Tamamen elektrikli bir uçağın tahrik sisteminde hidrojen yakıt hücresi kullanılmasının yararları ortasında; bu sistemin sıfır emisyonlu olması, sessiz ve muteber bir yerleşik güç kaynağı olması yer alıyor. Bu sayede güç sistemlerinde ölçeklenebilirliğin yanı sıra uzun ara uçuş menzili de elde edilebiliyor. Hyundai, havacılık pazarına hidrojen yakıt hücreleri, depolama sistemleri ve altyapılar sunmak üzere Rolls-Royce ile birlikte çalışarak, bu teknolojiyi Hyundai’nin Bölgesel Hava Hareketliliği pazarına hizmet eden araçlarına ve Rolls-Royce’un sunduğu büsbütün elektrikli ve hibrit elektrikli tahrik sistemlerine yanlışsız genişletecek.

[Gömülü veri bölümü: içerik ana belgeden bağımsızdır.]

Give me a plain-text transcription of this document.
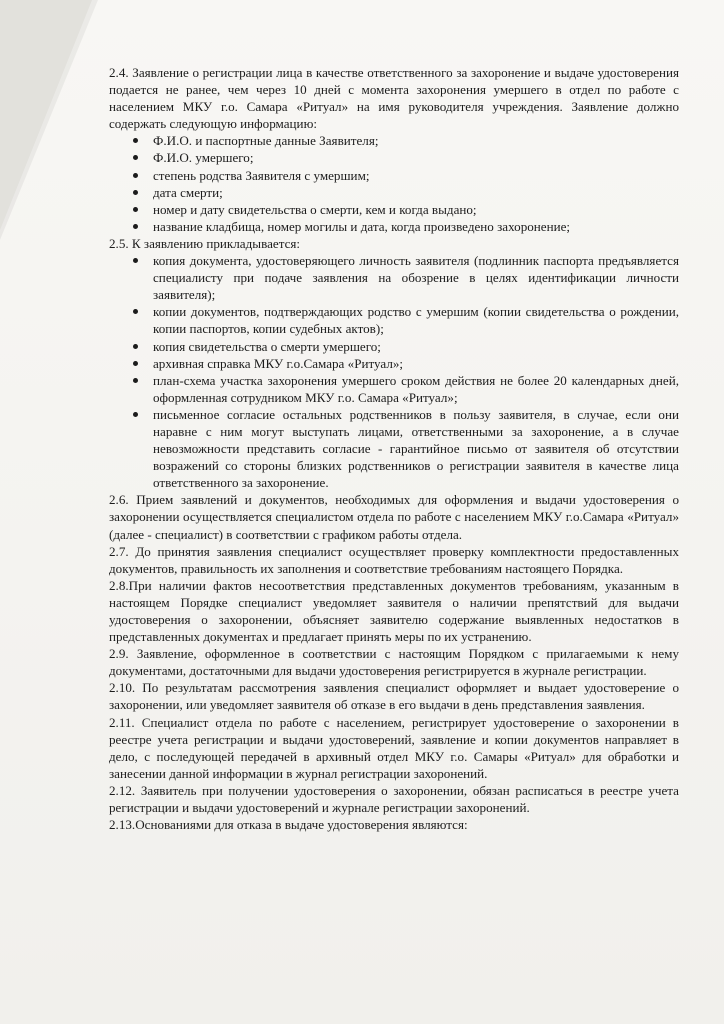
2.4. Заявление о регистрации лица в качестве ответственного за захоронение и выдаче удостоверения подается не ранее, чем через 10 дней с момента захоронения умершего в отдел по работе с населением МКУ г.о. Самара «Ритуал» на имя руководителя учреждения. Заявление должно содержать следующую информацию:

Ф.И.О. и паспортные данные Заявителя;
Ф.И.О. умершего;
степень родства Заявителя с умершим;
дата смерти;
номер и дату свидетельства о смерти, кем и когда выдано;
название кладбища, номер могилы и дата, когда произведено захоронение;

2.5. К заявлению прикладывается:

копия документа, удостоверяющего личность заявителя (подлинник паспорта предъявляется специалисту при подаче заявления на обозрение в целях идентификации личности заявителя);
копии документов, подтверждающих родство с умершим (копии свидетельства о рождении, копии паспортов, копии судебных актов);
копия свидетельства о смерти умершего;
архивная справка МКУ г.о.Самара «Ритуал»;
план-схема участка захоронения умершего сроком действия не более 20 календарных дней, оформленная сотрудником МКУ г.о. Самара «Ритуал»;
письменное согласие остальных родственников в пользу заявителя, в случае, если они наравне с ним могут выступать лицами, ответственными за захоронение, а в случае невозможности представить согласие - гарантийное письмо от заявителя об отсутствии возражений со стороны близких родственников о регистрации заявителя в качестве лица ответственного за захоронение.

2.6. Прием заявлений и документов, необходимых для оформления и выдачи удостоверения о захоронении осуществляется специалистом отдела по работе с населением МКУ г.о.Самара «Ритуал» (далее - специалист) в соответствии с графиком работы отдела.

2.7. До принятия заявления специалист осуществляет проверку комплектности предоставленных документов, правильность их заполнения и соответствие требованиям настоящего Порядка.

2.8.При наличии фактов несоответствия представленных документов требованиям, указанным в настоящем Порядке специалист уведомляет заявителя о наличии препятствий для выдачи удостоверения о захоронении, объясняет заявителю содержание выявленных недостатков в представленных документах и предлагает принять меры по их устранению.

2.9. Заявление, оформленное в соответствии с настоящим Порядком с прилагаемыми к нему документами, достаточными для выдачи удостоверения регистрируется в журнале регистрации.

2.10. По результатам рассмотрения заявления специалист оформляет и выдает удостоверение о захоронении, или уведомляет заявителя об отказе в его выдачи в день представления заявления.

2.11. Специалист отдела по работе с населением, регистрирует удостоверение о захоронении в реестре учета регистрации и выдачи удостоверений, заявление и копии документов направляет в дело, с последующей передачей в архивный отдел МКУ г.о. Самары «Ритуал» для обработки и занесении данной информации в журнал регистрации захоронений.

2.12. Заявитель при получении удостоверения о захоронении, обязан расписаться в реестре учета регистрации и выдачи удостоверений и журнале регистрации захоронений.

2.13.Основаниями для отказа в выдаче удостоверения являются:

Rolls-Royce geçtiğimiz yıl net sıfır karbon emisyonu için yol haritasını belirleyerek geliştirdiği elektrikli teknolojilerin, global iktisadın kritik alanlarını karbondan arındırmaya yardımcı olacağını açıklamıştı. Şirket ayrıyeten yeni eserlerini 2030 yılına kadar, kullanımda bulunan tüm eserlerini ise 2050 yılına kadar net sıfır karbonla uyumlu hâle getireceği taahhüdünde de bulundu.
Hyundai Motor Group ise bu yılın başlarında, kent içi ve kentler ortası olmak üzere insanlara etraf dostu hava hareketliliği tahlilleri sunmak için Kentsel ve Bölgesel Hava Hareketliliği segmentlerini kapsayan Gelişmiş Hava Hareketliliği yol haritasını açıkladı. Hyundai Motor Group’un ABD merkezli Supernal iş ünitesi, 2028’de ABD’de Kentsel Hava Hareketliliği alanında ticari hizmetlerine başlamayı hedeflerken, Hyundai Motor Group 2030’lu yıllarda Bölgesel Hava Hareketliliği hizmetlerini başlatmayı planlıyor.